Skip to content

quantize

Quantize model to speedup inference. May reduce accuracy.

Parameters

  • model

    Transformer model to quantize.

  • dtype – defaults to None

    Dtype to apply to selected layers.

  • layers – defaults to None

    Layers to quantize.

  • engine – defaults to qnnpack

    The qengine specifies which backend is to be used for execution.

Examples

>>> from pprint import pprint as print
>>> from cherche import utils, retrieve
>>> from sentence_transformers import SentenceTransformer

>>> documents = [
...    {"id": 0, "title": "Paris France"},
...    {"id": 1, "title": "Madrid Spain"},
...    {"id": 2, "title": "Montreal Canada"}
... ]

>>> encoder = utils.quantize(SentenceTransformer("sentence-transformers/all-mpnet-base-v2"))

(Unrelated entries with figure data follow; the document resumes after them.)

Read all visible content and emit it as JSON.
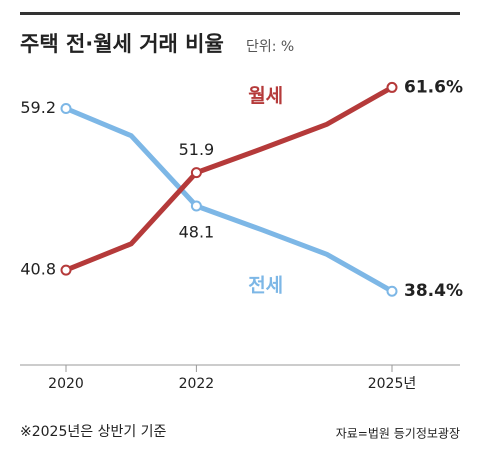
{
  "chart_data": {
    "type": "line",
    "title": "주택 전·월세 거래 비율",
    "subtitle": "단위: %",
    "categories": [
      "2020",
      null,
      "2022",
      null,
      null,
      "2025년"
    ],
    "series": [
      {
        "name": "전세",
        "color": "#7db7e6",
        "values": [
          59.2,
          56.1,
          48.1,
          45.4,
          42.6,
          38.4
        ],
        "value_labels": [
          "59.2",
          null,
          "48.1",
          null,
          null,
          "38.4%"
        ]
      },
      {
        "name": "월세",
        "color": "#b53a3a",
        "values": [
          40.8,
          43.8,
          51.9,
          54.6,
          57.4,
          61.6
        ],
        "value_labels": [
          "40.8",
          null,
          "51.9",
          null,
          null,
          "61.6%"
        ]
      }
    ],
    "ylim": [
      30,
      67
    ],
    "footnote": "※2025년은 상반기 기준",
    "source": "자료=법원 등기정보광장"
  }
}
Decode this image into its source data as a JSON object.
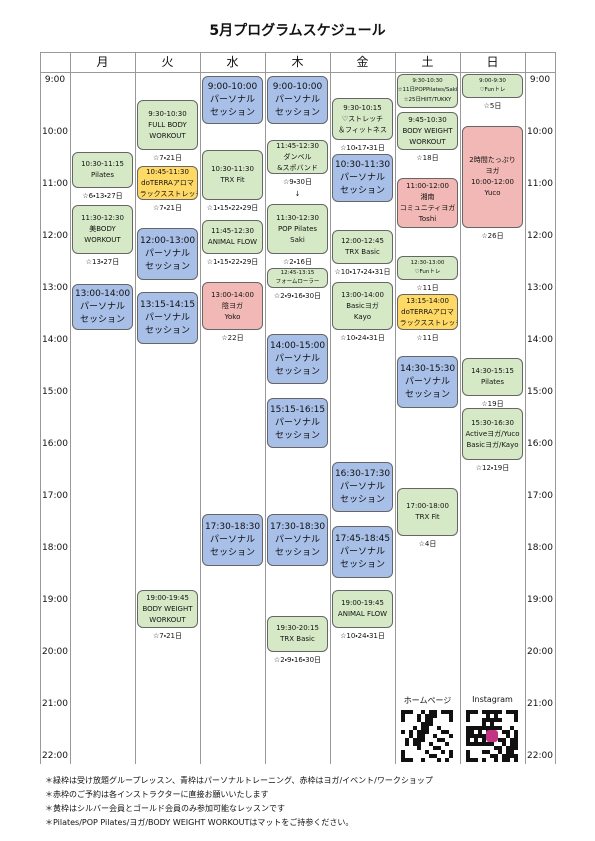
{
  "title": "5月プログラムスケジュール",
  "times": [
    "9:00",
    "10:00",
    "11:00",
    "12:00",
    "13:00",
    "14:00",
    "15:00",
    "16:00",
    "17:00",
    "18:00",
    "19:00",
    "20:00",
    "21:00",
    "22:00"
  ],
  "columns": [
    {
      "day": "月",
      "events": [
        {
          "lines": [
            "10:30-11:15",
            "Pilates"
          ],
          "note": "☆6・13・27日",
          "color": "#d6e9c6"
        },
        {
          "lines": [
            "11:30-12:30",
            "美BODY",
            "WORKOUT"
          ],
          "note": "☆13・27日",
          "color": "#d6e9c6"
        },
        {
          "lines": [
            "13:00-14:00",
            "パーソナル",
            "セッション"
          ],
          "color": "#a8bfe8"
        }
      ]
    },
    {
      "day": "火",
      "events": [
        {
          "lines": [
            "9:30-10:30",
            "FULL BODY",
            "WORKOUT"
          ],
          "note": "☆7・21日",
          "color": "#d6e9c6"
        },
        {
          "lines": [
            "10:45-11:30",
            "doTERRAアロマ",
            "リラックスストレッチ"
          ],
          "note": "☆7・21日",
          "color": "#ffd966"
        },
        {
          "lines": [
            "12:00-13:00",
            "パーソナル",
            "セッション"
          ],
          "color": "#a8bfe8"
        },
        {
          "lines": [
            "13:15-14:15",
            "パーソナル",
            "セッション"
          ],
          "color": "#a8bfe8"
        },
        {
          "lines": [
            "19:00-19:45",
            "BODY WEIGHT",
            "WORKOUT"
          ],
          "note": "☆7・21日",
          "color": "#d6e9c6"
        }
      ]
    },
    {
      "day": "水",
      "events": [
        {
          "lines": [
            "9:00-10:00",
            "パーソナル",
            "セッション"
          ],
          "color": "#a8bfe8"
        },
        {
          "lines": [
            "10:30-11:30",
            "TRX Fit"
          ],
          "note": "☆1・15・22・29日",
          "color": "#d6e9c6"
        },
        {
          "lines": [
            "11:45-12:30",
            "ANIMAL FLOW"
          ],
          "note": "☆1・15・22・29日",
          "color": "#d6e9c6"
        },
        {
          "lines": [
            "13:00-14:00",
            "陰ヨガ",
            "Yoko"
          ],
          "note": "☆22日",
          "color": "#f2b8b5"
        },
        {
          "lines": [
            "17:30-18:30",
            "パーソナル",
            "セッション"
          ],
          "color": "#a8bfe8"
        }
      ]
    },
    {
      "day": "木",
      "events": [
        {
          "lines": [
            "9:00-10:00",
            "パーソナル",
            "セッション"
          ],
          "color": "#a8bfe8"
        },
        {
          "lines": [
            "11:45-12:30",
            "ダンベル",
            "&スポバンド"
          ],
          "note": "☆9・30日",
          "mark": "↓",
          "color": "#d6e9c6"
        },
        {
          "lines": [
            "11:30-12:30",
            "POP Pilates",
            "Saki"
          ],
          "note": "☆2・16日",
          "color": "#d6e9c6"
        },
        {
          "lines": [
            "12:45-13:15",
            "フォームローラー"
          ],
          "note": "☆2・9・16・30日",
          "color": "#d6e9c6"
        },
        {
          "lines": [
            "14:00-15:00",
            "パーソナル",
            "セッション"
          ],
          "color": "#a8bfe8"
        },
        {
          "lines": [
            "15:15-16:15",
            "パーソナル",
            "セッション"
          ],
          "color": "#a8bfe8"
        },
        {
          "lines": [
            "17:30-18:30",
            "パーソナル",
            "セッション"
          ],
          "color": "#a8bfe8"
        },
        {
          "lines": [
            "19:30-20:15",
            "TRX Basic"
          ],
          "note": "☆2・9・16・30日",
          "color": "#d6e9c6"
        }
      ]
    },
    {
      "day": "金",
      "events": [
        {
          "lines": [
            "9:30-10:15",
            "♡ストレッチ",
            "＆フィットネス"
          ],
          "note": "☆10・17・31日",
          "color": "#d6e9c6"
        },
        {
          "lines": [
            "10:30-11:30",
            "パーソナル",
            "セッション"
          ],
          "color": "#a8bfe8"
        },
        {
          "lines": [
            "12:00-12:45",
            "TRX Basic"
          ],
          "note": "☆10・17・24・31日",
          "color": "#d6e9c6"
        },
        {
          "lines": [
            "13:00-14:00",
            "Basicヨガ",
            "Kayo"
          ],
          "note": "☆10・24・31日",
          "color": "#d6e9c6"
        },
        {
          "lines": [
            "16:30-17:30",
            "パーソナル",
            "セッション"
          ],
          "color": "#a8bfe8"
        },
        {
          "lines": [
            "17:45-18:45",
            "パーソナル",
            "セッション"
          ],
          "color": "#a8bfe8"
        },
        {
          "lines": [
            "19:00-19:45",
            "ANIMAL FLOW"
          ],
          "note": "☆10・24・31日",
          "color": "#d6e9c6"
        }
      ]
    },
    {
      "day": "土",
      "events": [
        {
          "lines": [
            "9:30-10:30",
            "☆11日POPPilates/Saki",
            "☆25日HIIT/TUKKY"
          ],
          "color": "#d6e9c6"
        },
        {
          "lines": [
            "9:45-10:30",
            "BODY WEIGHT",
            "WORKOUT"
          ],
          "note": "☆18日",
          "color": "#d6e9c6"
        },
        {
          "lines": [
            "11:00-12:00",
            "湘南",
            "コミュニティヨガ",
            "Toshi"
          ],
          "color": "#f2b8b5"
        },
        {
          "lines": [
            "12:30-13:00",
            "♡Funトレ"
          ],
          "note": "☆11日",
          "color": "#d6e9c6"
        },
        {
          "lines": [
            "13:15-14:00",
            "doTERRAアロマ",
            "リラックスストレッチ"
          ],
          "note": "☆11日",
          "color": "#ffd966"
        },
        {
          "lines": [
            "14:30-15:30",
            "パーソナル",
            "セッション"
          ],
          "color": "#a8bfe8"
        },
        {
          "lines": [
            "17:00-18:00",
            "TRX Fit"
          ],
          "note": "☆4日",
          "color": "#d6e9c6"
        }
      ]
    },
    {
      "day": "日",
      "events": [
        {
          "lines": [
            "9:00-9:30",
            "♡Funトレ"
          ],
          "note": "☆5日",
          "color": "#d6e9c6"
        },
        {
          "lines": [
            "2時間たっぷり",
            "ヨガ",
            "10:00-12:00",
            "Yuco"
          ],
          "note": "☆26日",
          "color": "#f2b8b5"
        },
        {
          "lines": [
            "14:30-15:15",
            "Pilates"
          ],
          "note": "☆19日",
          "color": "#d6e9c6"
        },
        {
          "lines": [
            "15:30-16:30",
            "Activeヨガ/Yuco",
            "Basicヨガ/Kayo"
          ],
          "note": "☆12・19日",
          "color": "#d6e9c6"
        }
      ]
    }
  ],
  "qr": [
    "ホームページ",
    "Instagram"
  ],
  "notes": [
    "＊緑枠は受け放題グループレッスン、青枠はパーソナルトレーニング、赤枠はヨガ/イベント/ワークショップ",
    "＊赤枠のご予約は各インストラクターに直接お願いいたします",
    "＊黄枠はシルバー会員とゴールド会員のみ参加可能なレッスンです",
    "＊Pilates/POP Pilates/ヨガ/BODY WEIGHT WORKOUTはマットをご持参ください。"
  ]
}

>>> retriever = retrieve.Encoder(
...    encoder = encoder.encode,
...    key = "id",
...    on = ["title"],
... )

>>> retriever = retriever.add(documents)

>>> print(retriever("paris"))
[{'id': 0, 'similarity': 0.6361529519968355},
 {'id': 2, 'similarity': 0.42750324298964354},
 {'id': 1, 'similarity': 0.42645383885361576}]

References

  1. PyTorch Quantization